After a long verbal training session with Ryan Shanahan of Earth Advantage, it turns out that I should update my thinking concerning energy consumption. I’ve heard over and over again that contractors tend to overlook the efficiency that we are capable of building into our new high performance buildings, and Ryan assured me that I’m included in that group.
I was bragging that my floors with the electric NuHeat mats underneath the engineered wood flooring were going to be warm, keeping my feet happy. “Hold on bucko, you need to realize that if we do our job correctly, there’s not that much heat being called for in the building”. . . . hmmm. OK so maybe my floors aren’t going to be continuously warm after all.
Then I’m emphasizing the great looks of the Olympic Avalon wood burning stove, and its ability to hold a fire overnight. Wrong again, if this building performs as it should, the selected model will drive us out of the home with heat; nice problem to have. We’ve got to rethink to BTU requirements of this building aligned with the production of the stove.
Ryan now goes on to suggest I reconsider the NuHeat floor totally. He says that the ductless split heat pumps really are more efficient. The NuHeat mats are 100% efficient, BUT they’re still powered by electricity, whereas, the ductless split heat pumps, are grabbing the energy existing in the outside air. I like gaining that energy hanging around in the outside air already.

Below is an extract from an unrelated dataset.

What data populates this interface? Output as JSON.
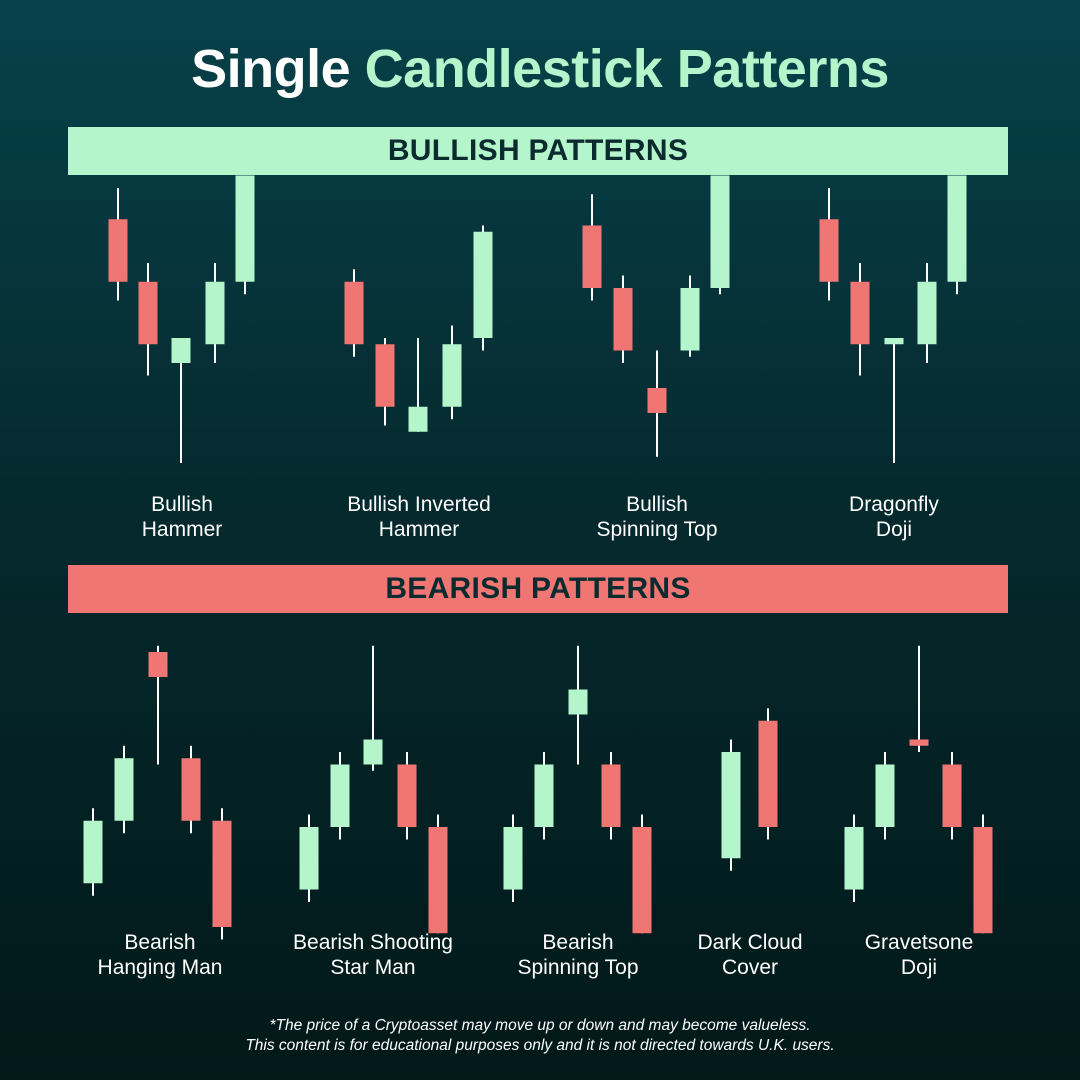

We’re going to probably go to an offset 2 X 6 double wall, rather than a single 2 X 6 hybrid insulated constructed wall, as shown in the picture by Taz Home Theater. If we can eliminate the thermal bridging of solid wood, as evidenced by the infrared images of buildings with a solid stud member, we’re ahead of the game. Plus the benefit of using less expensive insulation materials like fiberglass, rather than the cellular foams. My intension is to track closely how much more the double 2 X 6 wall runs, to get an accurate number for cost component on this alternative construction method.
I’ve never been a fan of the open air space method required for true rain screen exterior walls. We lose the cross sectional insulation additive advantage by introducing moving air flowing beneath the exterior siding, not to mention the potential of wavy siding applied to the spaced battens. Apparently, we get points for extended overhangs, and their protection of the wall, without having to add a layer of air flow, thus reducing the thermal advantage of the entire wall. At the same time, reducing the need for air conditioning, due to blocking summer solar gain.
So the true R values for this home should be R-40 walls, R-40 floors and R-60 lids, not to overlook the windows performing at .20 U-value or less, sounds like triple glazing to me. We will probably need a photovoltaic system at somewhere between 3 and 5 KW in parallel connection, with individual inverters at each panel. And a whole house heat recovery unit, ventilating this whole structure for fresh air.
I’m so thankful that I’m surrounded by the best in the business, not because they are just good at what they do, but because they make me think twice – thrice – about every idea I have, helping me to build the best home for the Pacific Northwest weather and temperatures.